Morrison et Truog vont outrepasser les barrières de la créativité et exploser les codes de la bande dessinée de super-héros, se moquer des dérives absurde de la tendance “grim & gritty” qui règne dans les années 1980 en transformant leur héros en vengeur vêtu de noir, et démontrer avec un talent indiscutable que l’art séquentiel est sûrement celui qui laisse le plus de liberté aux artistes, pour peu qu’ils ne soient pas bridés par des pressions commerciales ou politiques. Autrement dit, quand on laisse les auteurs s’exprimer comme ils l’entendent, sans les étouffer sous une censure sociale ou religieuse et des contraintes économiques, ils livrent le meilleur d’eux-mêmes. Mais y a-t-il encore quelqu’un pour en douter ?
Impossible, enfin, d’évoquer Animal Man sans parler des incroyables couvertures de Brian Bolland, artiste au trait chirurgical, jouant à la perfection avec les espaces vides et les ombres, et mettant en scène des personnages aux expressions viscérales. Incontestablement l’un des points forts du périodique et une éblouissante galerie qui conserve toute sa puissance malgré le poids des années.

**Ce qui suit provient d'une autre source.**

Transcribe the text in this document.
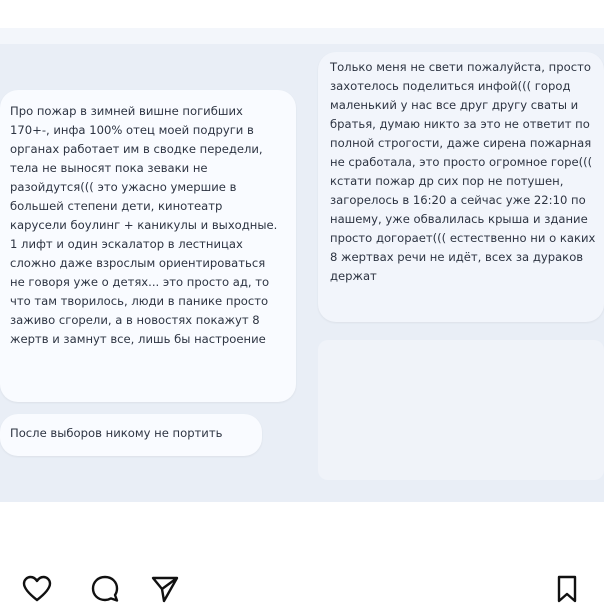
Про пожар в зимней вишне погибших 170+-, инфа 100% отец моей подруги в органах работает им в сводке передели, тела не выносят пока зеваки не разойдутся((( это ужасно умершие в большей степени дети, кинотеатр карусели боулинг + каникулы и выходные. 1 лифт и один эскалатор в лестницах сложно даже взрослым ориентироваться не говоря уже о детях... это просто ад, то что там творилось, люди в панике просто заживо сгорели, а в новостях покажут 8 жертв и замнут все, лишь бы настроение

После выборов никому не портить

Только меня не свети пожалуйста, просто захотелось поделиться инфой((( город маленький у нас все друг другу сваты и братья, думаю никто за это не ответит по полной строгости, даже сирена пожарная не сработала, это просто огромное горе((( кстати пожар др сих пор не потушен, загорелось в 16:20 а сейчас уже 22:10 по нашему, уже обвалилась крыша и здание просто догорает((( естественно ни о каких 8 жертвах речи не идёт, всех за дураков держат
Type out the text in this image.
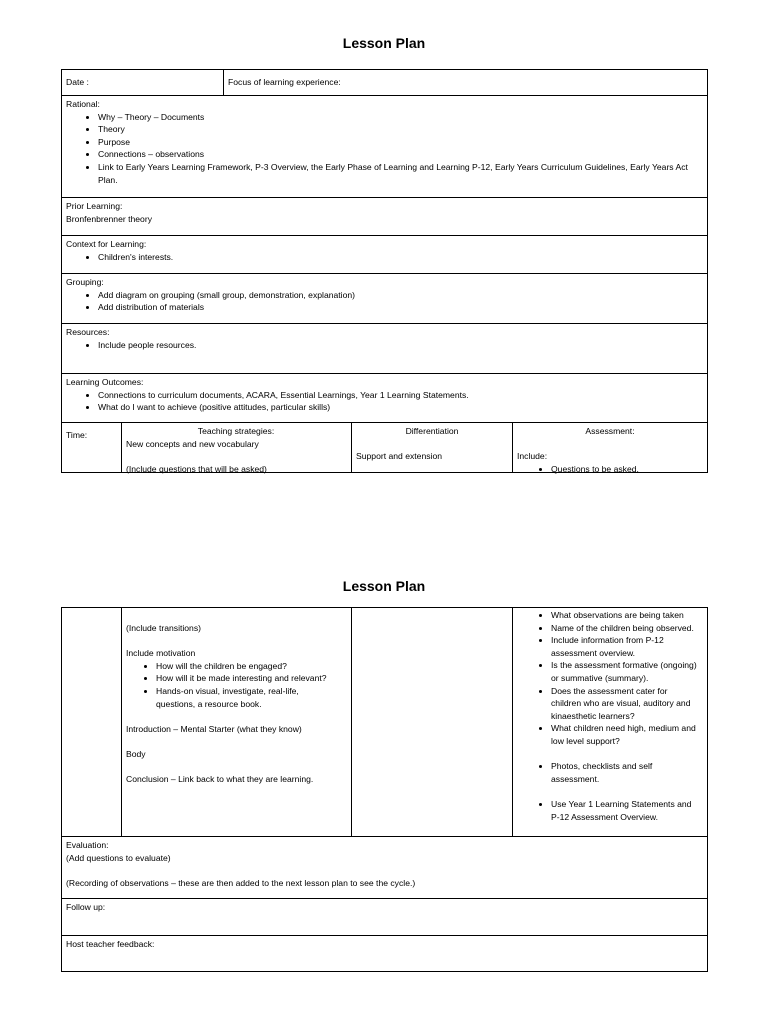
Lesson Plan
Date :	Focus of learning experience:
Rational:
• Why – Theory – Documents
• Theory
• Purpose
• Connections – observations
• Link to Early Years Learning Framework, P-3 Overview, the Early Phase of Learning and Learning P-12, Early Years Curriculum Guidelines, Early Years Act Plan.
Prior Learning:
Bronfenbrenner theory
Context for Learning:
• Children's interests.
Grouping:
• Add diagram on grouping (small group, demonstration, explanation)
• Add distribution of materials
Resources:
• Include people resources.
Learning Outcomes:
• Connections to curriculum documents, ACARA, Essential Learnings, Year 1 Learning Statements.
• What do I want to achieve (positive attitudes, particular skills)
Time:	Teaching strategies:
New concepts and new vocabulary
(Include questions that will be asked)
Differentiation
Support and extension
Assessment:
Include:
• Questions to be asked.
Lesson Plan
(Include transitions)
Include motivation
• How will the children be engaged?
• How will it be made interesting and relevant?
• Hands-on visual, investigate, real-life, questions, a resource book.
Introduction – Mental Starter (what they know)
Body
Conclusion – Link back to what they are learning.
• What observations are being taken
• Name of the children being observed.
• Include information from P-12 assessment overview.
• Is the assessment formative (ongoing) or summative (summary).
• Does the assessment cater for children who are visual, auditory and kinaesthetic learners?
• What children need high, medium and low level support?
• Photos, checklists and self assessment.
• Use Year 1 Learning Statements and P-12 Assessment Overview.
Evaluation:
(Add questions to evaluate)
(Recording of observations – these are then added to the next lesson plan to see the cycle.)
Follow up:
Host teacher feedback:
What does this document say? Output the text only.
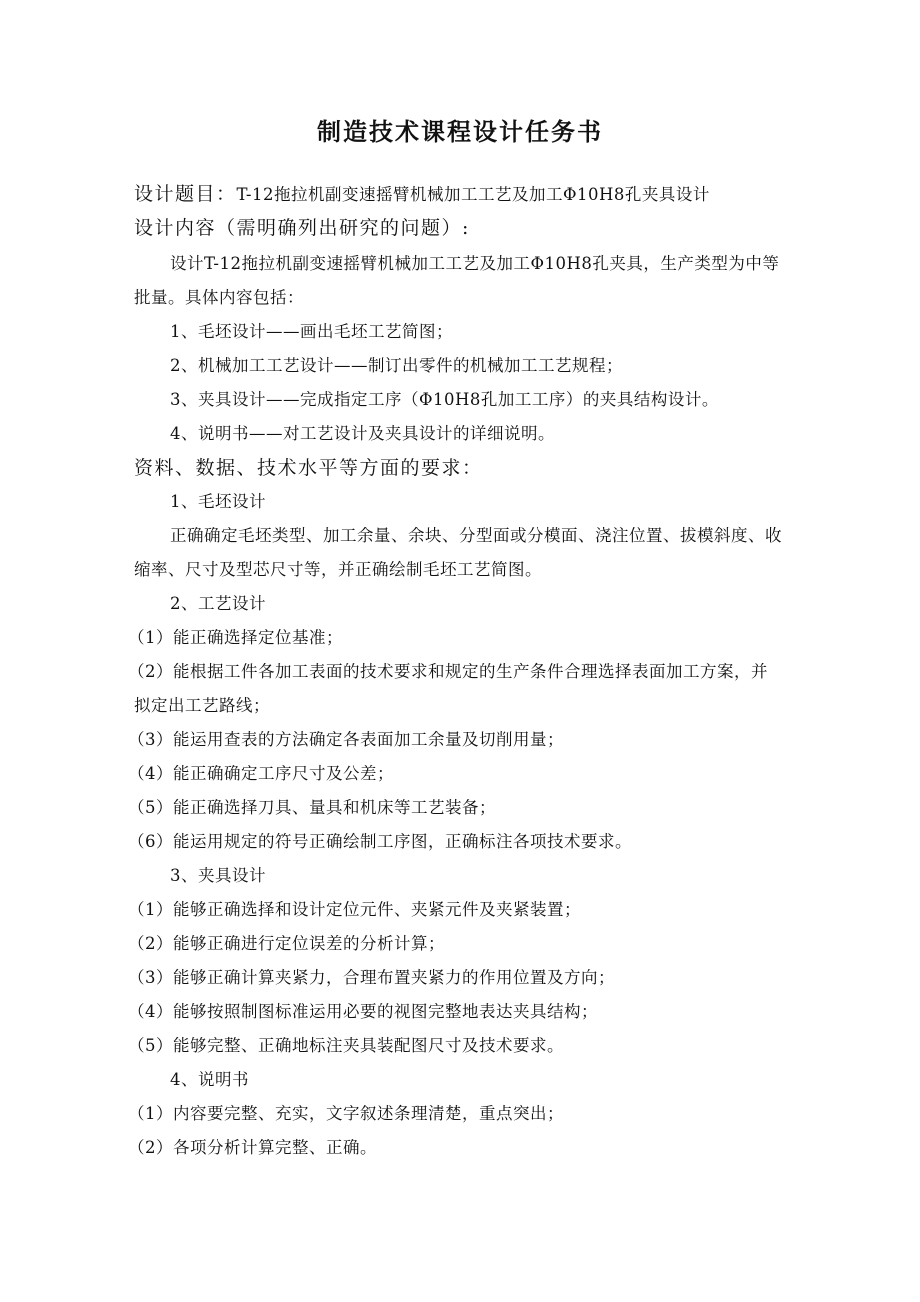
制造技术课程设计任务书
设计题目：T-12拖拉机副变速摇臂机械加工工艺及加工Φ10H8孔夹具设计
设计内容（需明确列出研究的问题）:
设计T-12拖拉机副变速摇臂机械加工工艺及加工Φ10H8孔夹具，生产类型为中等
批量。具体内容包括：
1、毛坯设计——画出毛坯工艺简图；
2、机械加工工艺设计——制订出零件的机械加工工艺规程；
3、夹具设计——完成指定工序（Φ10H8孔加工工序）的夹具结构设计。
4、说明书——对工艺设计及夹具设计的详细说明。
资料、数据、技术水平等方面的要求：
1、毛坯设计
正确确定毛坯类型、加工余量、余块、分型面或分模面、浇注位置、拔模斜度、收
缩率、尺寸及型芯尺寸等，并正确绘制毛坯工艺简图。
2、工艺设计
（1）能正确选择定位基准；
（2）能根据工件各加工表面的技术要求和规定的生产条件合理选择表面加工方案，并
拟定出工艺路线；
（3）能运用查表的方法确定各表面加工余量及切削用量；
（4）能正确确定工序尺寸及公差；
（5）能正确选择刀具、量具和机床等工艺装备；
（6）能运用规定的符号正确绘制工序图，正确标注各项技术要求。
3、夹具设计
（1）能够正确选择和设计定位元件、夹紧元件及夹紧装置；
（2）能够正确进行定位误差的分析计算；
（3）能够正确计算夹紧力，合理布置夹紧力的作用位置及方向；
（4）能够按照制图标准运用必要的视图完整地表达夹具结构；
（5）能够完整、正确地标注夹具装配图尺寸及技术要求。
4、说明书
（1）内容要完整、充实，文字叙述条理清楚，重点突出；
（2）各项分析计算完整、正确。
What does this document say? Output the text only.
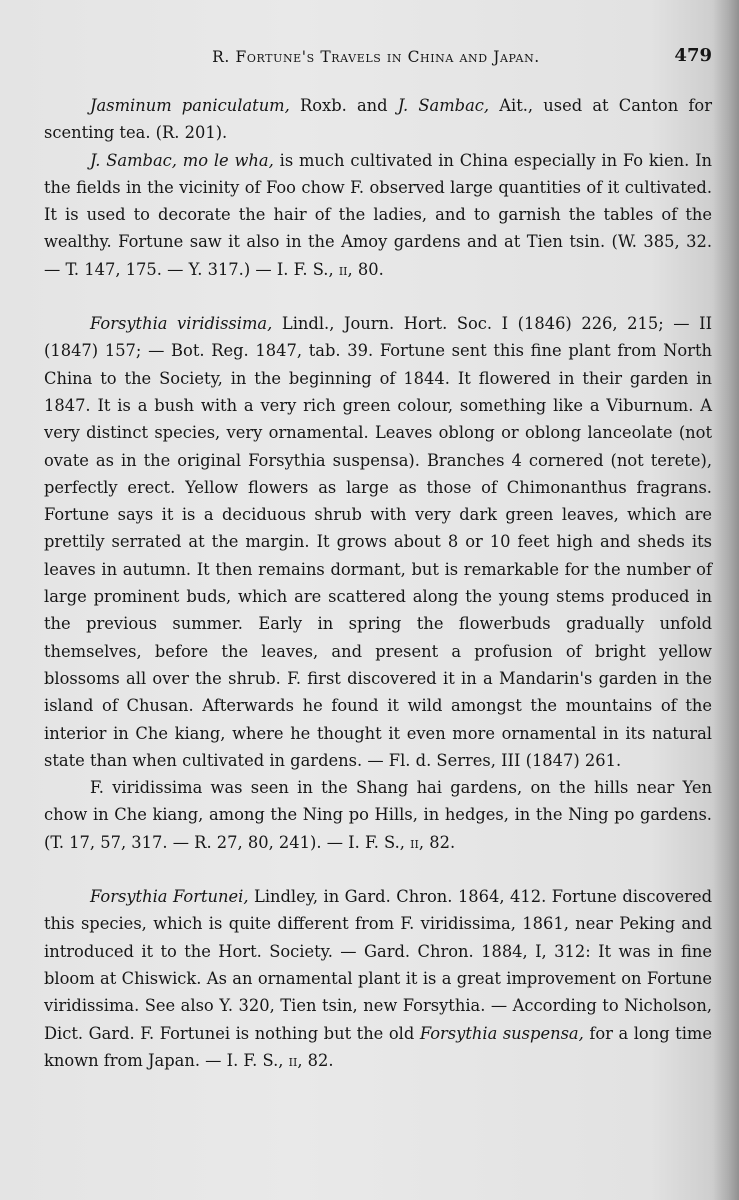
R. Fortune's Travels in China and Japan.	479

Jasminum paniculatum, Roxb. and J. Sambac, Ait., used at Canton for scenting tea. (R. 201).

J. Sambac, mo le wha, is much cultivated in China especially in Fo kien. In the fields in the vicinity of Foo chow F. observed large quantities of it cultivated. It is used to decorate the hair of the ladies, and to garnish the tables of the wealthy. Fortune saw it also in the Amoy gardens and at Tien tsin. (W. 385, 32. — T. 147, 175. — Y. 317.) — I. F. S., ii, 80.

Forsythia viridissima, Lindl., Journ. Hort. Soc. I (1846) 226, 215; — II (1847) 157; — Bot. Reg. 1847, tab. 39. Fortune sent this fine plant from North China to the Society, in the beginning of 1844. It flowered in their garden in 1847. It is a bush with a very rich green colour, something like a Viburnum. A very distinct species, very ornamental. Leaves oblong or oblong lanceolate (not ovate as in the original Forsythia suspensa). Branches 4 cornered (not terete), perfectly erect. Yellow flowers as large as those of Chimonanthus fragrans. Fortune says it is a deciduous shrub with very dark green leaves, which are prettily serrated at the margin. It grows about 8 or 10 feet high and sheds its leaves in autumn. It then remains dormant, but is remarkable for the number of large prominent buds, which are scattered along the young stems produced in the previous summer. Early in spring the flowerbuds gradually unfold themselves, before the leaves, and present a profusion of bright yellow blossoms all over the shrub. F. first discovered it in a Mandarin's garden in the island of Chusan. Afterwards he found it wild amongst the mountains of the interior in Che kiang, where he thought it even more ornamental in its natural state than when cultivated in gardens. — Fl. d. Serres, III (1847) 261.

F. viridissima was seen in the Shang hai gardens, on the hills near Yen chow in Che kiang, among the Ning po Hills, in hedges, in the Ning po gardens. (T. 17, 57, 317. — R. 27, 80, 241). — I. F. S., ii, 82.

Forsythia Fortunei, Lindley, in Gard. Chron. 1864, 412. Fortune discovered this species, which is quite different from F. viridissima, 1861, near Peking and introduced it to the Hort. Society. — Gard. Chron. 1884, I, 312: It was in fine bloom at Chiswick. As an ornamental plant it is a great improvement on Fortune viridissima. See also Y. 320, Tien tsin, new Forsythia. — According to Nicholson, Dict. Gard. F. Fortunei is nothing but the old Forsythia suspensa, for a long time known from Japan. — I. F. S., ii, 82.
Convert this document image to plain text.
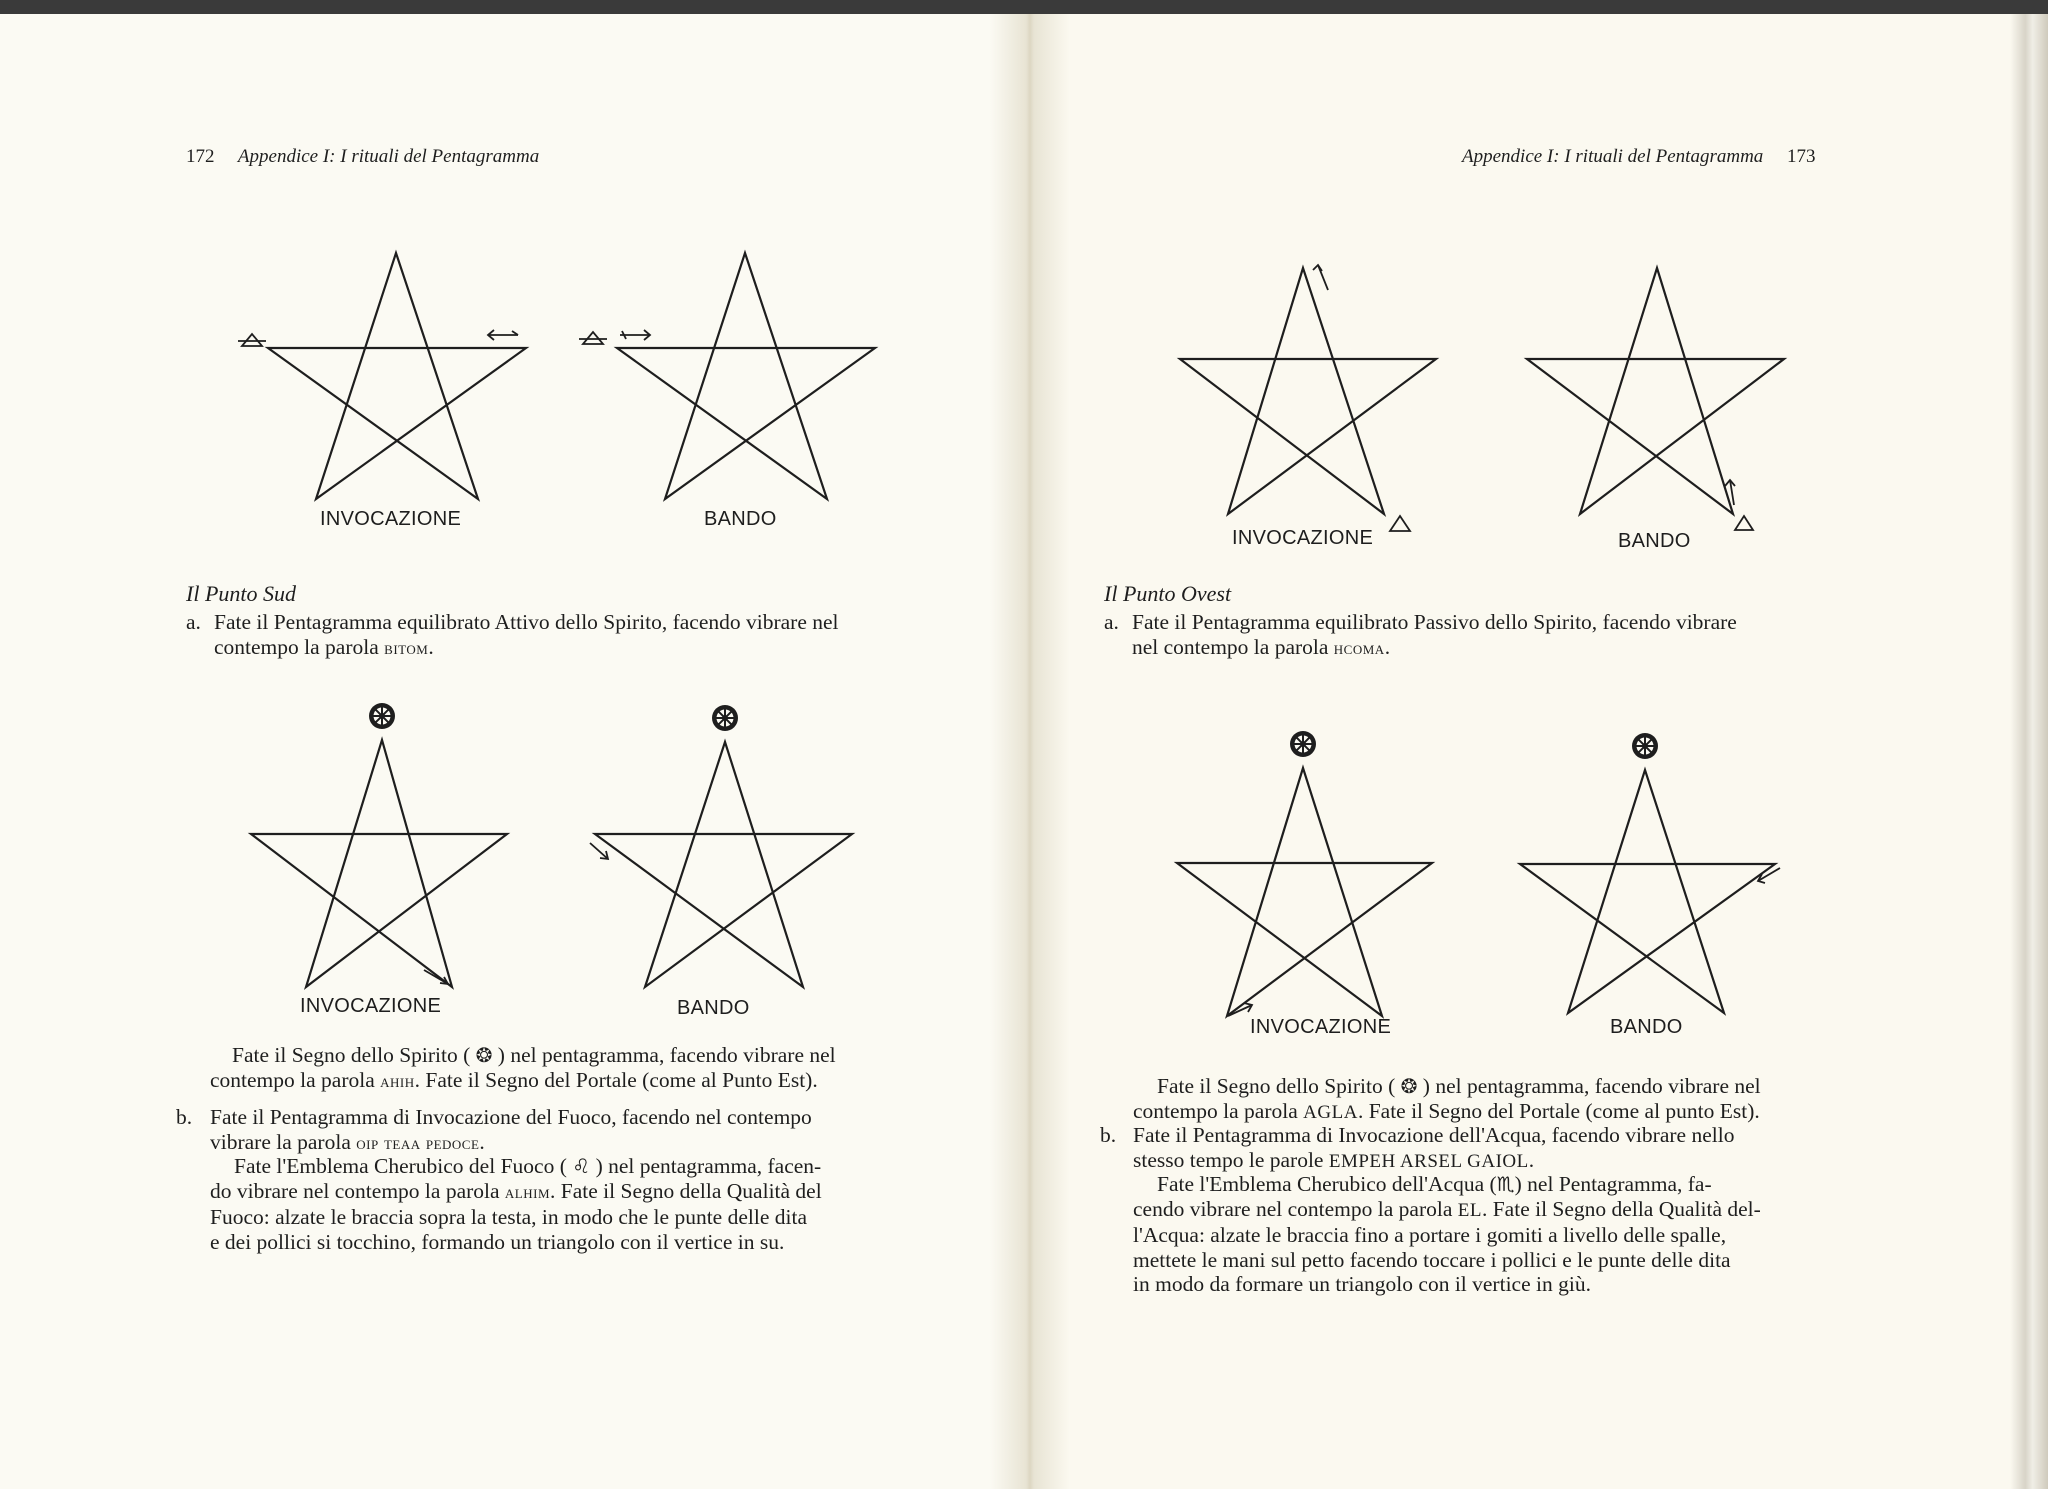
172 Appendice I: I rituali del Pentagramma	Appendice I: I rituali del Pentagramma 173
INVOCAZIONE	BANDO
INVOCAZIONE	BANDO
INVOCAZIONE	BANDO
INVOCAZIONE	BANDO
Il Punto Sud
a. Fate il Pentagramma equilibrato Attivo dello Spirito, facendo vibrare nel
contempo la parola bitom.
Fate il Segno dello Spirito ( ❂ ) nel pentagramma, facendo vibrare nel
contempo la parola ahih. Fate il Segno del Portale (come al Punto Est).
b. Fate il Pentagramma di Invocazione del Fuoco, facendo nel contempo
vibrare la parola oip teaa pedoce.
Fate l'Emblema Cherubico del Fuoco ( ♌ ) nel pentagramma, facen-
do vibrare nel contempo la parola alhim. Fate il Segno della Qualità del
Fuoco: alzate le braccia sopra la testa, in modo che le punte delle dita
e dei pollici si tocchino, formando un triangolo con il vertice in su.
Il Punto Ovest
a. Fate il Pentagramma equilibrato Passivo dello Spirito, facendo vibrare
nel contempo la parola hcoma.
Fate il Segno dello Spirito ( ❂ ) nel pentagramma, facendo vibrare nel
contempo la parola AGLA. Fate il Segno del Portale (come al punto Est).
b. Fate il Pentagramma di Invocazione dell'Acqua, facendo vibrare nello
stesso tempo le parole EMPEH ARSEL GAIOL.
Fate l'Emblema Cherubico dell'Acqua (♏) nel Pentagramma, fa-
cendo vibrare nel contempo la parola EL. Fate il Segno della Qualità del-
l'Acqua: alzate le braccia fino a portare i gomiti a livello delle spalle,
mettete le mani sul petto facendo toccare i pollici e le punte delle dita
in modo da formare un triangolo con il vertice in giù.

Grant Morrison quitte la série après vingt-six issues, laissant sa place à Peter Milligan. Elle est ensuite reprise par le duo formé par Tom Veitch et Steve Dillon jusqu’au cinquantième numéro, puis par Jamie Delano, déjà scénariste sur Hellblazer. En 1993, le cinquante-septième numéro est le premier publié sous le label Vertigo de DC Comics, sous la direction de Karen Berger, mais ceci est une autre histoire… De son côté, Morrison va poursuivre son parcours chez DC Comics avec son indispensable passage sur la Doom Patrol, The Invisibles pour Vertigo, puis il reprendra la Justice League avant d’aller faire un tour chez Marvel avec les New X-Men. Après l’arrêt de la série Vertigo en 1995, Animal Man fera un retour remarqué sous la plume du scénariste Jeff Lemire à l’occasion de reboot New 52 de DC Comics, dans une série brillante fonctionnant de pair avec le Swamp Thing de Scott Snyder.
Entre une relecture méta des origines et du statut des justiciers costumés, et un happy end aussi déchirant qu’intelligent, le run de Morrison sur Animal Man fait partie de ces œuvres qui décortiquent le mythe super-héroïque à cœur ouvert, dans ce qu’il a de plus symbolique, mais aussi de plus touchant. Un comic book novateur et plus pertinent que jamais qui a participé à structurer une nouvelle ère, souvent cité par les passionnés, mais désespérément oublié par un grand public qui doit absolument le découvrir.
Évidemment, après tout ça, je ne peux que vous conseiller de vous jeter sur la série Animal Man de Grant Morrison, disponible en deux tomes chez Urban Comics dans une très belle édition !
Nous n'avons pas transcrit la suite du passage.